それにしても、海も渓も、なかなか帰ってこない。どこまで買いに行ってるんだろう?そろそろ心配になってきたところで、やっと帰ってきた。
「「ただいまぁー」」
「どこまで行ってたの?心配したよー。」
「姉ちゃん、うちの前でこんなの渡されたよ。ちひろさまに渡してください、だってよ。」
海がピンクの封筒を差し出した。
「ん?ありがと。誰からだろう?」
封筒の裏を返すと、“小林愛奈より 愛を込めて”と書いてあった。
「姉ちゃん姉ちゃん、手紙くれたのね、僕たちと同じか、いっこ上くらいの子だったよ。城川の制服着てた。後輩じゃない?」
今度は渓がそう報告してくれる。
「そう、わかった。早く手、洗っておいで。みんなで食べよう」
私は食卓について、手紙を開封した。
「いただきまーす!」
モリモリと食べる3人を横目に、私は手紙を開いた。
ラブレターだった。
こういうラブレターは、毎日のように下駄箱に入っていたり、渡されたりする。
もらうたびにいつも、どう答えていいものか悩んでしまう。付き合ったりは当然できないし、かといって断るのにも体力と気力を使うのだ。

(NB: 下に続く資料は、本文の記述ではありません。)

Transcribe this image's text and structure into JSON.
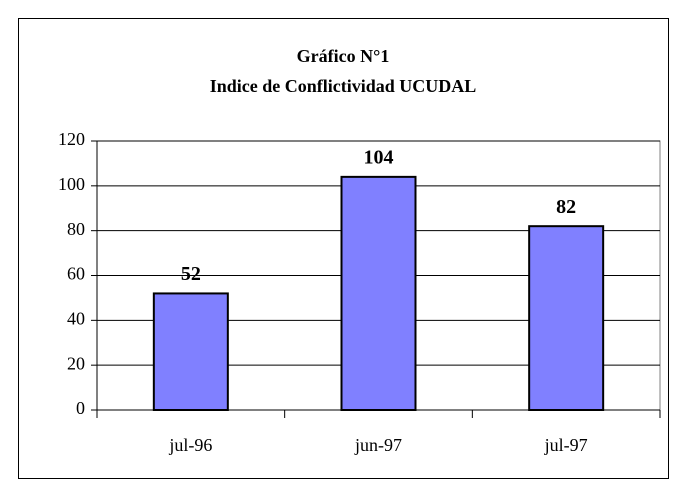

頭を抱える私の横で、悩みがなさそうな男3人が、ものすごい勢いで肉を平らげていた。
「こら、3人とも。肉ばかりじゃなくて野菜も食べなさいよ!」
男の子ってどうしてこんなに食べるんだろう。大河なんて、まだ3歳なのに。体重だって15kgくらいしかないのに、どうやったらこんな量の食べ物が体の中に入って行くんだろう・・・。
どんどん減っていく食料を見ていたら、食べる気も失せて、私はため息をつきながら箸を置いた。